My concern is if $u \in S'$, then $u:S \rightarrow \Bbb R$ is a continuous semi linear norm. How does this guarantee $\hat{u}$ is a "function"?
Let me make this more precise.
Let us denote $u \in S'$ by $L_u$ as it is a linear functional. So $L_u: S \rightarrow \Bbb C$ is a tempered dsitribution. We define $\hat{u}$ by $$L_{\hat{u}} (\varphi) = L_{u}(\hat{\varphi}(-x)), \quad \forall \varphi \in S$$
So this is our $\hat{u}:=L_{\hat{u}}$. This is an element in $S'$.
So what exactly does it mean to say that $\lambda^s \hat{u} \in L^2$? So I guess we embed $L^2$ into $S'$ I.e. there exists $\varphi \in L^2$ such that
$$\lambda^s \hat{u} (f) = \int f \bar{\varphi} $$ for all $f \in S$?
Your confusion seems to be on understanding the assumption $\lambda^s \hat u \in L^2$, since $\hat u$ is only an element of $S'$.
Important to keep in mind is the identification of $f\in L^1_{loc}$ with the distribution $T_f\in S'$ defined by $(T_f,\phi) = \int f\bar{\phi}$ for every $\phi\in S$. The map $ T : L^1_{loc} \to S'$ that sends $f\mapsto T_f$ is a continuous embedding, and one usually abusively writes $f=T_f$, but I'll avoid using it below.

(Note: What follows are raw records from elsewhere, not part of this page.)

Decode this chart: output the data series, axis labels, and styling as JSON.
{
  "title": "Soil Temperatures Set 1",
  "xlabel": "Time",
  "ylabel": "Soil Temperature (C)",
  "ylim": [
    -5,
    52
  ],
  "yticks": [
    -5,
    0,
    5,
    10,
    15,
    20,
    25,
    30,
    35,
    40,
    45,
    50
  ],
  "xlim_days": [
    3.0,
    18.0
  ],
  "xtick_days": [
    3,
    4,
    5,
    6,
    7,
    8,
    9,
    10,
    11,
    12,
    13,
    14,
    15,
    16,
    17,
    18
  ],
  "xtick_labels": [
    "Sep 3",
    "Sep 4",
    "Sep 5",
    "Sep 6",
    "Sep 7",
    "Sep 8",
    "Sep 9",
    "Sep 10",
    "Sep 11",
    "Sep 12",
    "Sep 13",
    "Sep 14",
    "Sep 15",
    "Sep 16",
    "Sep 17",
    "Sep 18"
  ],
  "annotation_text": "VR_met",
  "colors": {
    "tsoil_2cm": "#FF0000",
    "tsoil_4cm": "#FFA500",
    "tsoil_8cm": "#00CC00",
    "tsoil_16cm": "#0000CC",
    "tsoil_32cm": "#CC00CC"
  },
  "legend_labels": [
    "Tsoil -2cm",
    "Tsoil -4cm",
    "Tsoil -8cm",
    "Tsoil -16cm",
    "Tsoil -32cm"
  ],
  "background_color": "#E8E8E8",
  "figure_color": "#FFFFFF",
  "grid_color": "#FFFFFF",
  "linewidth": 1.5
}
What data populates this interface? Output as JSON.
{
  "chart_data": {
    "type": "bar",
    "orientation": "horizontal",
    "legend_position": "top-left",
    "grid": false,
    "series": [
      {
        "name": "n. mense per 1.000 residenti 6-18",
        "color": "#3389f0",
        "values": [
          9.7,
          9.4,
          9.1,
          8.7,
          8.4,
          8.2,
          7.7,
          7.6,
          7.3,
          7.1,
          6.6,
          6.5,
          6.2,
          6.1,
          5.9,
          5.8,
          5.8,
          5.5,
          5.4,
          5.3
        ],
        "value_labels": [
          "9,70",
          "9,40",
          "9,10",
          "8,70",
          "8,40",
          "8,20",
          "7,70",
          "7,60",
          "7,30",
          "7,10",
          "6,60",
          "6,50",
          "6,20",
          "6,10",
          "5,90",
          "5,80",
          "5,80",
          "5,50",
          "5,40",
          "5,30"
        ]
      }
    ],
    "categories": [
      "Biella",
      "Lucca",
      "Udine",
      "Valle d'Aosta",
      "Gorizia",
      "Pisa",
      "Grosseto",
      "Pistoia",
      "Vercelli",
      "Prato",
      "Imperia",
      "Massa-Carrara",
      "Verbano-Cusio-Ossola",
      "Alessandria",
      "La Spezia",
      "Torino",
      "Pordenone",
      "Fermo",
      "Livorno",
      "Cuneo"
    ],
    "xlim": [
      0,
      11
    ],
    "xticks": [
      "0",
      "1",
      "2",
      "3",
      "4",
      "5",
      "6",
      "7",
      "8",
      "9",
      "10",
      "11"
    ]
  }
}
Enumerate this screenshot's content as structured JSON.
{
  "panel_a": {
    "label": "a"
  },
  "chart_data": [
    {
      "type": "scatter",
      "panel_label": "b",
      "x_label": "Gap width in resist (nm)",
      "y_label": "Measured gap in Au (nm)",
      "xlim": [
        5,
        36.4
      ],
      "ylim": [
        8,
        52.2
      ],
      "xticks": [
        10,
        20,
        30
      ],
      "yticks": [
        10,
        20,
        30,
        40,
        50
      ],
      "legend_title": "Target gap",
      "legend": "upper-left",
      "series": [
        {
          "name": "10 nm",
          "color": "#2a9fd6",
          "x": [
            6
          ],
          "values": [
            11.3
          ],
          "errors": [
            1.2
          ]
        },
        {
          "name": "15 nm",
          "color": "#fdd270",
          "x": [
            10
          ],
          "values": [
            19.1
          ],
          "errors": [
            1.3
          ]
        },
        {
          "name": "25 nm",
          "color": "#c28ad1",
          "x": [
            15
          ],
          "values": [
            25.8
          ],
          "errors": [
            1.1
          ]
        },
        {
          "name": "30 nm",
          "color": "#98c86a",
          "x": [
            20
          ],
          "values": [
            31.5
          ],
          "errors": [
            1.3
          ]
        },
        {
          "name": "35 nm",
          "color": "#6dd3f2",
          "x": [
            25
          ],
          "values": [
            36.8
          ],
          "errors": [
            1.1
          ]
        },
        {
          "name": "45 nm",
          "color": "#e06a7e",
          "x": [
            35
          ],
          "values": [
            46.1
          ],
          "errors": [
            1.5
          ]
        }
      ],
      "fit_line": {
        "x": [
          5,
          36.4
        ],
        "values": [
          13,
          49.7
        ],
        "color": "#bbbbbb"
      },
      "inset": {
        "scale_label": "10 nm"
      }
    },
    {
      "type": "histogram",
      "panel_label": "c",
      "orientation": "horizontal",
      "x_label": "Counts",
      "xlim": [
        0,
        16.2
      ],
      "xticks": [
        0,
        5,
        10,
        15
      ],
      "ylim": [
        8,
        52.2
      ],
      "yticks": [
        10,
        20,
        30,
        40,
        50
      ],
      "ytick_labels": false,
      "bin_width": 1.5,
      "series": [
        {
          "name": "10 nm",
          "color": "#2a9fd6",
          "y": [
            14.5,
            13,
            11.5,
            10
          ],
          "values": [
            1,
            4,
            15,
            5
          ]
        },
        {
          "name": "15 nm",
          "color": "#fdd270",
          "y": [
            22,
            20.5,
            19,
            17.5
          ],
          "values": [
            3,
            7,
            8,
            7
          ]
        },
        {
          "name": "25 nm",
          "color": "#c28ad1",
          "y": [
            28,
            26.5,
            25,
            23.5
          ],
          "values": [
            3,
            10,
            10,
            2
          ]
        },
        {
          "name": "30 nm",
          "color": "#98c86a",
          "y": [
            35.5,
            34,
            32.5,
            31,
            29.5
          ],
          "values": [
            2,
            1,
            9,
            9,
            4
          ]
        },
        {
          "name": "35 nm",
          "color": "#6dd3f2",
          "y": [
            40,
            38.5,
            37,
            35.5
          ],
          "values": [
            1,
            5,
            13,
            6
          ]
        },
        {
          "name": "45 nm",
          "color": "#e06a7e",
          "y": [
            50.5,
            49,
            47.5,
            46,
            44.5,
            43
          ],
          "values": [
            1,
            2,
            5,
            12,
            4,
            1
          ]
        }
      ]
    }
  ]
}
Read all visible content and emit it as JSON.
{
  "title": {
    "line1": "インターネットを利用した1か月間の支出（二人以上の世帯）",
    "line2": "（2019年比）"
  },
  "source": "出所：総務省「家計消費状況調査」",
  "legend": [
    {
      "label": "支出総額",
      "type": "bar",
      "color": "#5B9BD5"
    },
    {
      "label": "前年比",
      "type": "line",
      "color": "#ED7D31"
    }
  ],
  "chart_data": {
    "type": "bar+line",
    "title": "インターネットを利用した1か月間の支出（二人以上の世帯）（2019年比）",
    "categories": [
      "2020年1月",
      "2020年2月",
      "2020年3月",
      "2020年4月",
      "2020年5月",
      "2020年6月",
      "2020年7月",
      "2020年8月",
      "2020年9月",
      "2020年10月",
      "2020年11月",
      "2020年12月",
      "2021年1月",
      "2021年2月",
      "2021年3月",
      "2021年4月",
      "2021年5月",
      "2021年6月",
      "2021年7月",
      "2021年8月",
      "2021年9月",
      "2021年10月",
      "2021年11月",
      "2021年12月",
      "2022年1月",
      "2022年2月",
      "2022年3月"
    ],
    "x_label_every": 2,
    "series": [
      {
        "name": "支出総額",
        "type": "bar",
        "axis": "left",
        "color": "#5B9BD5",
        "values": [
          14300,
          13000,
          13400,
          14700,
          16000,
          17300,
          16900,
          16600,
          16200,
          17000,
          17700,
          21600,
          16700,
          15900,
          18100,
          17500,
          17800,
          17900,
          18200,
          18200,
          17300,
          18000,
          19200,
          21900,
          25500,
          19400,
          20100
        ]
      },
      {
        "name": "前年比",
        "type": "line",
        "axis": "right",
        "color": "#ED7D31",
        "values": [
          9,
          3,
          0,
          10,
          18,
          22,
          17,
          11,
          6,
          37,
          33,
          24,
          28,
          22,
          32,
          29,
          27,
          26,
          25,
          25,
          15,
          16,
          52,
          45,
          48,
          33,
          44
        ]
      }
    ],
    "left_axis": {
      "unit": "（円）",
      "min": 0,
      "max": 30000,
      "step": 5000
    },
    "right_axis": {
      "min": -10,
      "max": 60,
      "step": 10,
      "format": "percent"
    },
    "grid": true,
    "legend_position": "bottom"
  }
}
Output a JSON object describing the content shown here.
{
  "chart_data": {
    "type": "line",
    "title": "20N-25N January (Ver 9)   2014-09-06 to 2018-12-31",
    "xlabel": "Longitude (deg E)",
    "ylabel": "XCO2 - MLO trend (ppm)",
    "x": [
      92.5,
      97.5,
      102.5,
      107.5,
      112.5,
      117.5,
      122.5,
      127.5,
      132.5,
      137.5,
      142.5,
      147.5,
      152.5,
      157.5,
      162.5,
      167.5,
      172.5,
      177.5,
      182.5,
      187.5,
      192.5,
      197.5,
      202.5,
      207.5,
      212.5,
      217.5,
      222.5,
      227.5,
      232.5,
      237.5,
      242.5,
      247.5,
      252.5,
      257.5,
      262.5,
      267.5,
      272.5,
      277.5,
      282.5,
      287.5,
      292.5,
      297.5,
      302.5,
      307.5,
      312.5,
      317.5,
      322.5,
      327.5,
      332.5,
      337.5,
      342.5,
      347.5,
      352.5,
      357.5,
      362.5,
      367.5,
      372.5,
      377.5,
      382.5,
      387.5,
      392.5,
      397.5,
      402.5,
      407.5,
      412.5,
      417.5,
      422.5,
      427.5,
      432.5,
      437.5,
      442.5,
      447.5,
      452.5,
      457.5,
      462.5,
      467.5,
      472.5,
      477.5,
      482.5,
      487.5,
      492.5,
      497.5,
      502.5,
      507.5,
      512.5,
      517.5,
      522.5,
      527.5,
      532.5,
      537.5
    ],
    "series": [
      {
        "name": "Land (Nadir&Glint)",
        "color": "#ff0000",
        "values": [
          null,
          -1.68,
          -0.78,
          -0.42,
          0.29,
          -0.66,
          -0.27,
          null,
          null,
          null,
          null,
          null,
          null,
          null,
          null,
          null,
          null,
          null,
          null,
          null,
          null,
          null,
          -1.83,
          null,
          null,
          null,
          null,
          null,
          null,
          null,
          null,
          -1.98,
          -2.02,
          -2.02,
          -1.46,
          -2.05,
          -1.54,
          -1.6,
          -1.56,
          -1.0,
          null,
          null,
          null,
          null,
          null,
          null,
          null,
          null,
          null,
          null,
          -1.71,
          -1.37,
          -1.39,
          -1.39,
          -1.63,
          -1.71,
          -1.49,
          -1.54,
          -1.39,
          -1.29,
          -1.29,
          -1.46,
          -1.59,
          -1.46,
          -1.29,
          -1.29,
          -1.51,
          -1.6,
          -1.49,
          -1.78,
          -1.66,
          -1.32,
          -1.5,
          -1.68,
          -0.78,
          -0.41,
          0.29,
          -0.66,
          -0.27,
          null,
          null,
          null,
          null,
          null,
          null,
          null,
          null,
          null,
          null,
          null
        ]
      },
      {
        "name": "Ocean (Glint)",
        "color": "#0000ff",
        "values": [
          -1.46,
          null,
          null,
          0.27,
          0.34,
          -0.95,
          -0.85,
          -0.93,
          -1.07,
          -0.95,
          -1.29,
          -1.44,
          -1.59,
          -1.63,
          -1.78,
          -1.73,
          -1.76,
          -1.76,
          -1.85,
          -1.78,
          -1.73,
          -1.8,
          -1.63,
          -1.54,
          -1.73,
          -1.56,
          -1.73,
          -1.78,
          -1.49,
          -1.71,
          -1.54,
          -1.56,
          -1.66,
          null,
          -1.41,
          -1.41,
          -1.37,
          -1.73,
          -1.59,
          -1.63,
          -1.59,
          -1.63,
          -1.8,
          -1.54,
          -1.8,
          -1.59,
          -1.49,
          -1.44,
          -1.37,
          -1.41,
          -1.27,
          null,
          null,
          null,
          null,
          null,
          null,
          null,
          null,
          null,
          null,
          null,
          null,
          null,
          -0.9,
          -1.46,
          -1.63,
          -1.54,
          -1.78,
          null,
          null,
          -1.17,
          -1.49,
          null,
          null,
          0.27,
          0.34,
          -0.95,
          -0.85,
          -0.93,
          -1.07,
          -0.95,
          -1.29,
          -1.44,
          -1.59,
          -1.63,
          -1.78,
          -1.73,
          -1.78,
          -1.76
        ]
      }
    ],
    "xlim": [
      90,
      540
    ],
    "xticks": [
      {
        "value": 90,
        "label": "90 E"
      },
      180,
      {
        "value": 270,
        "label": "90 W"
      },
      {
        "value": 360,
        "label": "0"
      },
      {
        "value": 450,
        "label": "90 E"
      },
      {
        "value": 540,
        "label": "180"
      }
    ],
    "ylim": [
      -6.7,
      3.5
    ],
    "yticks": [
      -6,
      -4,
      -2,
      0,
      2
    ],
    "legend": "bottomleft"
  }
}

On the one hand, as $\lambda^s\in C^\infty$ with polynomial growth of derivatives, $\lambda^s \hat u$ is well-defined as an element of $S'$. On the other hand, the assumption $\lambda^s \hat u\in L^2$ is read as (to be understood as) there exists $f\in L^2$ such that $T_f = \lambda^s \hat u$. [By the above identification $f=\lambda^s\hat u$, we treat $\lambda^s \hat u$ as a function.]
This implies that $\hat u$ is $T_g$ for some $g\in L^2$. Indeed, set $g = f/\lambda^s$, a well defined quotient of measurable functions. As $\lambda^s$ is bounded a.e. away from $0$, and $f\in L^1_{loc}$, $g$ is in $L^1_{loc}$. Then $$ (\hat u,\phi) =( \hat u,\lambda^s\lambda^{-s} \phi ) = (\lambda^s \hat u,\lambda^{-s} \phi ) = (T_f,\lambda^{-s} \phi)=(T_{f\lambda^{-s}}, \phi) = (T_g,\phi)$$ so $\hat u = T_g$.
PS for $s\ge 0$, $u$ is also a function, since $\hat u \in L^2$ by $L^\infty-L^1$ Holder's inequality. There are distributions that are not functions in $H^s$ for $s<0$. For instance, the Dirac delta which is in $S'(\mathbb R^d)$, is also in $H^{-d/2-\epsilon}(\mathbb R^d)$ for every $\epsilon>0$.